Google’s Project Zero security team claims to have found three vulnerabilities in Apple’s Mac OS X operating system with high severity, that are yet to be patched. According to ZDNet, while all three flaws require an attacker to have access to a targeted Mac, they can all very well contribute to a successful attempt at elevating lower-level privileges and taking over a machine.

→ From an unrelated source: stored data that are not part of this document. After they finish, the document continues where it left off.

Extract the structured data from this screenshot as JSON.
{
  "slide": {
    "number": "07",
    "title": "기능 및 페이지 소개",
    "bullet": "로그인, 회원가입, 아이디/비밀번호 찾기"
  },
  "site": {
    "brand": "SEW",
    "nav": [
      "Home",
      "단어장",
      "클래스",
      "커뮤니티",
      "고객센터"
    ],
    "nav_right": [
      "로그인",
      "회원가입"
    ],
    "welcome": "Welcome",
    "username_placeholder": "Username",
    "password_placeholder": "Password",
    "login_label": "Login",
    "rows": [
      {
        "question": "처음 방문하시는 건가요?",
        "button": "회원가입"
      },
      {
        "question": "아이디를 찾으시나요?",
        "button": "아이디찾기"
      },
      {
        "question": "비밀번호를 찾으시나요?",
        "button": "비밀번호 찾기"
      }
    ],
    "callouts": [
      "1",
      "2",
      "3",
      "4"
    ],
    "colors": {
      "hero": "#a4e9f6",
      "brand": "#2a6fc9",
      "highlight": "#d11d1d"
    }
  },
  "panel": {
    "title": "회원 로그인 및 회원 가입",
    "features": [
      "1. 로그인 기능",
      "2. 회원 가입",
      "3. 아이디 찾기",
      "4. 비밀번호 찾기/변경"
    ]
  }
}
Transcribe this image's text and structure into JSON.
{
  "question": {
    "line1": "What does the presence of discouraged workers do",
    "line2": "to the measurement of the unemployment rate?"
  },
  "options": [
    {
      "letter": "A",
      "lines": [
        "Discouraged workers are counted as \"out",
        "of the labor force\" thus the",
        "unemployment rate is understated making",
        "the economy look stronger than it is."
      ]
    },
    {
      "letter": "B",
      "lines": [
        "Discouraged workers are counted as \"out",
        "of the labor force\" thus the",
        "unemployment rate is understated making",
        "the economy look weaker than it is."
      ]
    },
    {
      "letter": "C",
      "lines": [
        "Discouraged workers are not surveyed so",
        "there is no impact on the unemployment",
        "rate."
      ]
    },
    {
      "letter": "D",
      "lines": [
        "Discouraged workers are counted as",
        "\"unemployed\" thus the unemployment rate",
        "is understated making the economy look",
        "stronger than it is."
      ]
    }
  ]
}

The source notes that the first flaw, “OS X networkd “effective_audit_token” XPC type confusion sandbox escape,” involves circumvention of commands in the network system and may already have been mitigated in OS X Yosemite, though it remains unclear whether this is true. The second vulnerability documents “OS X IOKit kernel code execution due to NULL pointer dereference in IntelAccelerator”, while the third one, “OS X IOKit kernel memory corruption due to bad bzero in IOBluetoothDevice” includes an exploit related to OS X’s kernel structure.
Meanwhile, even though Apple has not yet issued an official statement on the issues, iMore points out that in addition to the first vulnerability, the other two have also been fixed in OS X 10.10.2, which is currently in beta (via MacRumors).
“Based on the latest build of OS X 10.10.2, seeded [Wednesday] to developers, Apple has already fixed all of the vulnerabilities listed above. That means the fixes will be available to everyone running Yosemite as soon as 10.10.2 goes into general availability”.
In the past few weeks, the Google-backed program has also published three unpatched vulnerabilities in Microsoft’s Windows operating system.